When Malaysia was formed in 1963, Keningau made history with the Batu Sumpah which engraved in stone the three solemn pledges on religion, Orang Asal customs and land for which the Orang Asal in Sabah swore their loyalty to the new Malaysian nation; and again in December 1984, Sabah history was made with the Tambunan uprising in the historic by-election calling for the pledges and commitments in the Malaysia Agreement 1963 to be fully adhered to.
The time has come for the people in Keningau and Sabah Pendalaman to again make history in the forthcoming 14th General Election by working hand-in with all Sabahans and Malaysians for a change of governments in Putrajaya and Sabah to reset nation-building directions and policies to ensure that the principles and the pledges in the Merdeka Constitution 1957, Malaysia Agreement 1963, Batu Sumpah and Rukunegara are restored as bedrocks of nation-building for both Malaysia and Sabah.
I first came to know about Batu Sumpah when I visited Keningau in March 2010 and I spoke at length in Parliament before the 2013 General Election on the Keningau Batu Sumpah and called on all Members of Parliament, whether government or opposition, whether in Sabah, Sarawak or Peninsular Malaysia, to support a Royal Commission of Inquiry to assess whether the dreams and aspirations of Sabahans and Sarawakians in forming Malaysia had been fulfilled or betrayed in the past five decades.

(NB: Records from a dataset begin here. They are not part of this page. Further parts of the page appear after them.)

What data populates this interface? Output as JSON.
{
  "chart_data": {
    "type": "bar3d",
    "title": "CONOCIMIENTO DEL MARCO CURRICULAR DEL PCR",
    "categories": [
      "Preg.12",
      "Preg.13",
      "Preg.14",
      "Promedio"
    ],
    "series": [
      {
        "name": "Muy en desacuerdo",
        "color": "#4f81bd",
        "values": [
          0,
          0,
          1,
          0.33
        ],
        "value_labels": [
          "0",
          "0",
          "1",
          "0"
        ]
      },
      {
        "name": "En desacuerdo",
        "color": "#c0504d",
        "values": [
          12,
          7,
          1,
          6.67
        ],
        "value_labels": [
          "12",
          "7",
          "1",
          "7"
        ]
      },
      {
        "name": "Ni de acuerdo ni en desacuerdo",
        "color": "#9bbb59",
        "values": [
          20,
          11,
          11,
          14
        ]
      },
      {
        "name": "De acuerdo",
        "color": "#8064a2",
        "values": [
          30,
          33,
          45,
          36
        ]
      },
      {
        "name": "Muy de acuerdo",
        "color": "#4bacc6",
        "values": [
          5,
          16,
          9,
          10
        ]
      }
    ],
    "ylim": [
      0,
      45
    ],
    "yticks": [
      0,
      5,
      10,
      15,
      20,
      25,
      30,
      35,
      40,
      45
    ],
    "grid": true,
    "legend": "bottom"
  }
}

Since the 13th General Election, the two DAP MPs from Sabah, Jimmy Wong (Kota Kinabalu) and Stephen Wong (Sandakan) have constantly kept the Batu Sumpah pledges on religion, Orang Asal customs and land, constantly in the limelight in the highest political chamber in the land.
I am glad the efforts of DAP MPs had not been in vain and greater significance is now being given by the authorities to Batu Sumpah – as seen by the announcement by the Minister for Tourism and Culture Datuk Seri Nazri Abdul Aziz earlier this month that the Federal Government had approved an allocation of RM1.025 million to finance the relocation of Batu Sumpah from the Keningau District Office to a more “strategic” location.
But the real issue is not about the relocation of Batu Sumpah. In fact, since September 2014, DAP had launched a Batu Sumpah Awareness Campaign in Sabah and at least half a dozen replicas of Batu Sumpah had been erected in Sabah.
What is of paramount importance is not the “relocation” of Batu Sumpah but to ensure that the three reciprocal pledges on religion, Orang Asal customs and land are living commitments of both the Federal and Sabah state governments in the daily lives of Sabahans.
This will be one of the major issues in the next general elections, both national and Sabah – to ensure that the three Batu Sumpah pleges become the living commitments of the Federal and Sabah State Governments of the day!